The U.S. decision, which would allow the boy, now in Miami, to be sent back to his father in Cuba, was to be announced today by Doris Meissner, commissioner of the Immigration and Naturalization Service.
But Meissner was not expected to immediately explain how the boy might actually be returned to his father because that question involves possible legal action outside the government's control, according to U.S. officials, who requested anonymity.
Congressional officials familiar with the decision, however, said that the INS would announce the Jan. 14 date had been set for the boy's return.
The ruling will hold that the boy's father, a hotel worker, has the legal authority to speak on behalf of the boy, the officials said. Details for how the boy should be returned will be left to the families involved, the officials said.

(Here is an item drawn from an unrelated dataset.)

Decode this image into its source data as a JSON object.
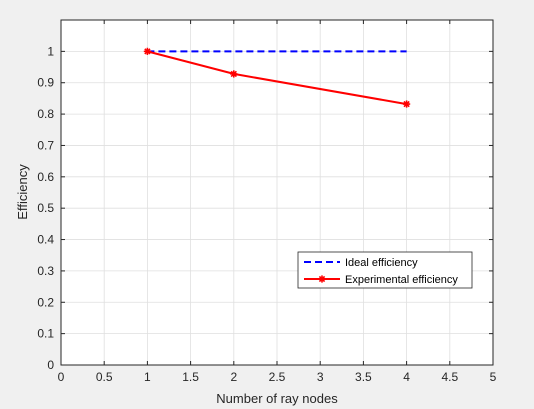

The boy was found clinging to an inner tube at sea after his mother died in a shipwreck while fleeing Cuba and heading to Florida.
In Cuba, the boy's father, Juan Miguel Gonzalez, could not be reached for comment, and there was no immediate reaction from Cuba's communist government.
Armando Gutierrez, a spokesman for the boy's relatives living in Florida, said any decision to return the boy to Cuba would be appealed.
Should the boy's relatives sue, a ruling by Meissner in the father's favor would be a powerful weapon in his ability to prevail in court, the U.S. officials said.